In 2022, Simon Willison identified a new class of attacks against AI systems: "prompt injection." Prompt injection is possible because an AI mixes untrusted inputs with trusted instructions and then confuses one for the other. Willison’s insight was that this isn’t just a filtering problem; it’s architectural. There is no privilege separation, and there is no separation between the data and control paths. The very mechanism that makes modern AI powerful—treating all inputs uniformly—is what makes it vulnerable.

… A single poisoned piece of training data can affect millions of downstream applications.

… Attackers can poison a model’s training data and then deploy an exploit years later. Integrity violations are frozen in the model.

… Agents compound the risks. Pretrained OODA loops running in one or a dozen AI agents inherit all of these upstream compromises. Model Context Protocol (MCP) and similar systems that allow AI to use tools create their own vulnerabilities that interact with each other. Each tool has its own OODA loop, which nests, interleaves, and races. Tool descriptions become injection vectors. Models can’t verify tool semantics, only syntax. "Submit SQL query" might mean "exfiltrate database" because an agent can be corrupted in prompts, training data, or tool definitions to do what the attacker wants. The abstraction layer itself can be adversarial.

For example, an attacker might want AI agents to leak all the secret keys that the AI knows to the attacker, who might have a collector running in bulletproof hosting in a poorly regulated jurisdiction. They could plant coded instructions in easily scraped web content, waiting for the next AI training set to include it.
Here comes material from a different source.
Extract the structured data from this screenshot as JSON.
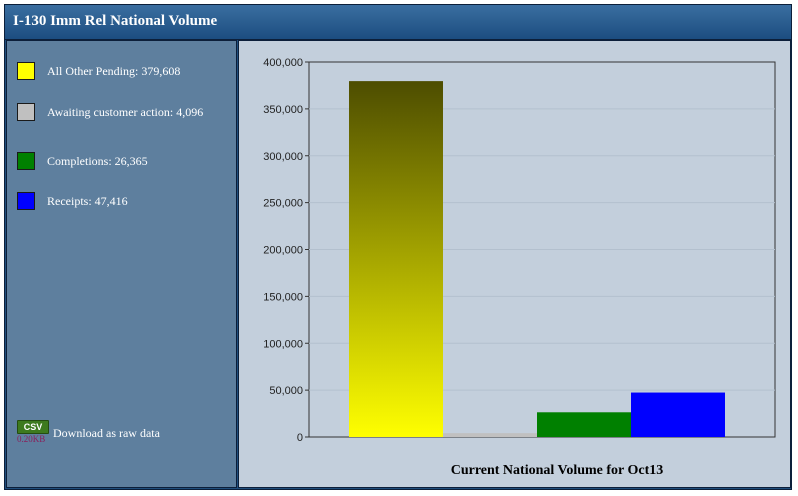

Once that happens, they can activate the behavior through the front door: tricking AI agents (think a lowly chatbot or an analytics engine or a coding bot or anything in between) that are increasingly taking their own actions, in an OODA loop, using untrustworthy input from a third-party user. This compromise persists in the conversation history and cached responses, spreading to multiple future interactions and even to other AI agents.

… Prompt injection might be unsolvable in today’s LLMs. … More generally, existing mechanisms to improve models won’t help protect against attack. Fine-tuning preserves backdoors. Reinforcement learning with human feedback adds human preferences without removing model biases. Each training phase compounds prior compromises.

This is Ken Thompson’s "trusting trust" attack all over again.

Thompson’s Turing Award lecture “Reflections on Trusting Trust” is a must-read classic, and super short: just three pages. If you haven’t read it lately, run (don’t walk) and reread it on your next coffee break.

I love AI and LLMs. I use them every day. I look forward to letting an AI generate and commit more code on my behalf, just not quite yet — I’ll wait until the AI wizards deliver new generations of LLMs with improved architectures that let the defenders catch up again in the security arms race. I’m sure they’ll get there, and that’s just what we need to keep making the wonderful AIs we now enjoy also be trustworthy to deploy in more and more ways.